How Single Mom Go Through Holiday Stress

How To Get Through Holiday Stress As A Single Parent

Single parents may minimise Christmas stress by practising self-care and making informed choices.


How To Get Through Holiday Stress As A Single Parent

Single parents may minimise Christmas stress by practising self-care and making informed choices.

Single parents are self-sufficient, tough, and do an excellent job parenting their children. But, let’s face it: parenting on your own is emotionally draining and taxing. During the Christmas season, pressures may accumulate and overpower even the most resilient single parents. However, by being proactive about self-care, single parents may lessen the holiday emotional stress by the four frequent issues listed below:

Insufficient Sleep Hours

Unsurprisingly, single parents barely get enough sleep during nighttime. Why? Because they can accomplish so many things when their children are asleep! The increased pressures of the Christmas season may severely impact a single parent’s already unstable relationship with sleeping. Parents who are entirely responsible for their children have to endure the stress of present buying and wrapping, baking for school activities, commuting to Christmas performances, doing household chores for holiday gatherings, and many more.

Moreover,  many single parents work additional hours or have side jobs to afford the holiday theme of the Christmas season. Having poor sleep quality is a mistake when dealing with other issues as it may cause extreme fatigue and inability to function properly. Getting adequate rest over the holidays is essential. This could mean taking a break for yourself and allowing the house to become messier, more screen time for the kids, or even a family naptime. Consider these momentary changes as a proactive preparation rather than a glimpse of weakness.

Lonesome Feeling

There’s something extremely stressful about having to do every single thing during the holidays by yourself. Every selection, from what item to purchase as a gift to responding to concerns about Santa, is all up to you. Adorning the tree or lighting the menorah might seem lonesome and unfestive even with your children there. Holiday routines accentuate your solitude, such as filling your stockings or preparing latkes yourself. Holiday cards and gifts, school parties, iconic Christmas movies, and seasonal work activities are nagging that you do not have a spouse. This is not the time to engage in some alone time. Instead, attempt to minimise Christmas stress by shopping for presents with another single parent or taking your children to a holiday event. Invite friends and relatives along for a Christmas potluck to help counter the feelings of loneliness. Make a fun Christmas video, go carolling, or begin a new tradition to focus on your family’s happiness. It would be best to look for connection in some familial routines; the tension accompanying loneliness will never get to you.

Financial Uncertainty

Single parents are often more economically insecure following a separation or the death of a spouse. Predictably, economic stress tends to be associated with anxiety and depression. With the priority on giving presents and extravagant gatherings, the holidays put additional pressure on the struggling individuals. Single parents often wish they could manage to buy all of the Christmas offers, such as fancy holiday concerts or beach getaways. They feel bad that their children might miss out on all of the season’s charms. Instead of letting guilt and worry reign, plan creative and affordable presents, seek local low-cost or free Christmas activities, and arrange a winter vacation that includes a tour of the most spectacular Christmas lights and a family baking spree. Avoid stacking up debt for the newest devices, which are often discarded, or for expensive holiday meals that your children may not appreciate anyhow. Instead, demonstrate the true essence of the holiday by volunteering or aiding those in need. When everybody is working together in a spirit of goodwill, it’s difficult to be stressed. The best Christmas present you can offer your children is to spend time with them and educate them about giving.
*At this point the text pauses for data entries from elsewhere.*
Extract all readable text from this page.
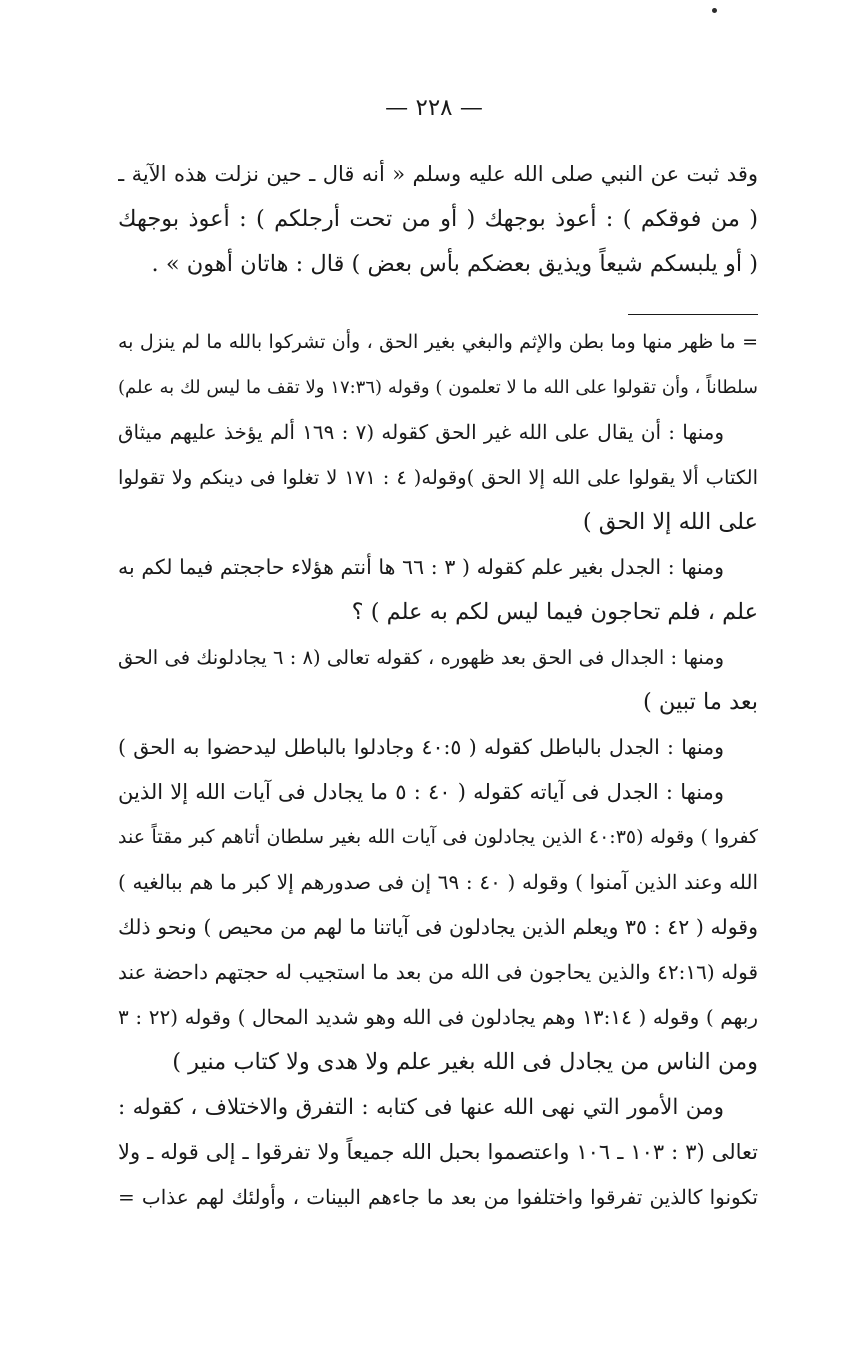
— ٢٢٨ —
وقد ثبت عن النبي صلى الله عليه وسلم « أنه قال ـ حين نزلت هذه الآية ـ
( من فوقكم ) : أعوذ بوجهك ( أو من تحت أرجلكم ) : أعوذ بوجهك
( أو يلبسكم شيعاً ويذيق بعضكم بأس بعض ) قال : هاتان أهون » .
= ما ظهر منها وما بطن والإثم والبغي بغير الحق ، وأن تشركوا بالله ما لم ينزل به
سلطاناً ، وأن تقولوا على الله ما لا تعلمون ) وقوله (١٧:٣٦ ولا تقف ما ليس لك به علم)
ومنها : أن يقال على الله غير الحق كقوله (٧ : ١٦٩ ألم يؤخذ عليهم ميثاق
الكتاب ألا يقولوا على الله إلا الحق )وقوله( ٤ : ١٧١ لا تغلوا فى دينكم ولا تقولوا
على الله إلا الحق )
ومنها : الجدل بغير علم كقوله ( ٣ : ٦٦ ها أنتم هؤلاء حاججتم فيما لكم به
علم ، فلم تحاجون فيما ليس لكم به علم ) ؟
ومنها : الجدال فى الحق بعد ظهوره ، كقوله تعالى (٨ : ٦ يجادلونك فى الحق
بعد ما تبين )
ومنها : الجدل بالباطل كقوله ( ٤٠:٥ وجادلوا بالباطل ليدحضوا به الحق )
ومنها : الجدل فى آياته كقوله ( ٤٠ : ٥ ما يجادل فى آيات الله إلا الذين
كفروا ) وقوله (٤٠:٣٥ الذين يجادلون فى آيات الله بغير سلطان أتاهم كبر مقتاً عند
الله وعند الذين آمنوا ) وقوله ( ٤٠ : ٦٩ إن فى صدورهم إلا كبر ما هم ببالغيه )
وقوله ( ٤٢ : ٣٥ ويعلم الذين يجادلون فى آياتنا ما لهم من محيص ) ونحو ذلك
قوله (٤٢:١٦ والذين يحاجون فى الله من بعد ما استجيب له حجتهم داحضة عند
ربهم ) وقوله ( ١٣:١٤ وهم يجادلون فى الله وهو شديد المحال ) وقوله (٢٢ : ٣
ومن الناس من يجادل فى الله بغير علم ولا هدى ولا كتاب منير )
ومن الأمور التي نهى الله عنها فى كتابه : التفرق والاختلاف ، كقوله :
تعالى (٣ : ١٠٣ ـ ١٠٦ واعتصموا بحبل الله جميعاً ولا تفرقوا ـ إلى قوله ـ ولا
تكونوا كالذين تفرقوا واختلفوا من بعد ما جاءهم البينات ، وأولئك لهم عذاب =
Never-Ending Dispute With An Ex

The divorce process and the actual separation are painful enough, but having an ongoing feud with a child’s other parent may amplify a single mother’s anxiety. The holidays evoke a strong emotional response associated with family practices and traditions. Exes are often entangled in disputes about allocating Christmas time, what presents to give, and what traditions to maintain. Unfortunately, children are often caught in the crossfire. Instead of getting entangled in the turmoil, try to find solace in seasonal themes of compassion and peace. Set a good example by supporting your children in making a present for their other parent, holding your tongue when they show up later than said, and extending holiday wishes to in-laws to ensure they feel included. It’s not easy to behave like Switzerland, particularly if your family has a history of bullying and gaslighting. But for the sake of your children and their Christmas memories, take a massive breath and remember that, in the end, your children will be eternally thankful for your willingness to withdraw. And guess what else? Walking away from the fight will also lessen your stress level.

Remember that you have the opportunity to discover ways to lessen tension so that you and your children may fully enjoy the season. Merry Christmas! You’ve got it!